Bellendir told commissioners Monday that, according to accident reports, there are have been four crashes at the intersection. But, that is misleading.

These reports note the intersection as the crash location only if it took place where the roads actually cross. They do not include wrecks outside that crossing that may have been caused by it. 

A 10-year study by the Kansas Department of Transportation indicates that between 2008-2015, there were 15 crashes there, McManaman said. These were evenly distributed between vehicles coming from all directions.

Bellendir said his deputies have held special enforcements in the area. He did note that it is legal, since there is no white stop line or crosswalk, for a driver to ease up as close to the corner as possible to look for traffic.

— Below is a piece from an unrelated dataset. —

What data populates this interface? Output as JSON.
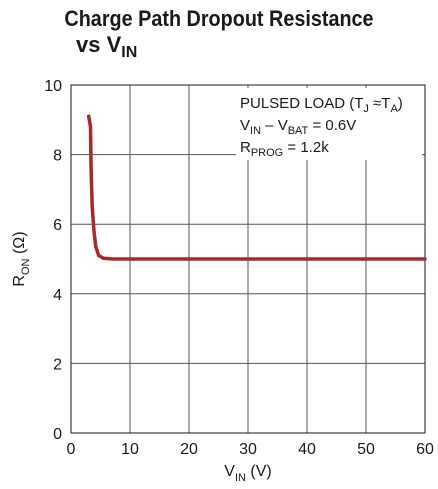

“Most drivers are not aware of that law,” he said.

“I drove that three times (following the earlier discussion). I had plenty of vision.” Schremmer said, adding he watched as other vehicles just blew through the stop signs. “I don’t know what you can do out there with the other drivers. I don’t know what the answer is.”

Those who live on Washington close to the intersection said they have seen the problems there, noting they have to back out onto the road and hear the accelerating vehicles whizzing by. It was their suggestion to lower the speed on Washington north of 30 Road.

This was also popular with commissioners, but changing a speed limit must be done through a resolution. After one is drafted, it will be considered by the commission at a later date.

Others noted there were more intersections in the county that are dangerous. They also were worried that the addition of rumble strips on Washington would disturb area residents and, perhaps, damage property values.

Someone else suggested getting rid of the trees at the southeast corner. That shelter belt lines the property of Schenk. “I am the SOB with all the trees,” he said.

His family moved there for the peace and quiet, and none of the trees enter the county easements.

He noted that there have been many other crashes at many other locations. He even recalled one in which involved he and his daughter.

He supported the improved two-way stop and the reduced speed.

Then, Weber addressed the meeting. “I don’t know all the details of the accident,” she said.

“I just want to save one person from going through the heartache that I’m going through,” she said. She wanted to see a four-way stop.

Stover was killed when her westbound car was struck broadside by a northbound loaded cement truck after she failed to stop.  

The decision

“I am sorry for the situation that came up and the death of the young lady,” Commissioner Don Davis said. 

“As a professional driver for 48 years, I learned to obey the laws of the highways and roadways,” he said. It was Davis who moved to improve the current traffic situation at the corner in lieu of a making it a four-way stop.

“What ever we do, we have to do what is best for everybody,” Schremmer said. 

“This is a problem intersection,” Commission Chairwoman Jennifer Schartz said. “It is the job of this board to keep the citizens as safe as we can.”

She supported a four-way stop. This, she said, would be the best way to protect the good drivers while decreasing the likelihood of future collisions.

Failure to do something, Schartz said, would make her feel culpable if there were additional wrecks at the location.

Improving the intersection as it is was approved unanimously. Commissioners assured those present they will continue to study the matter.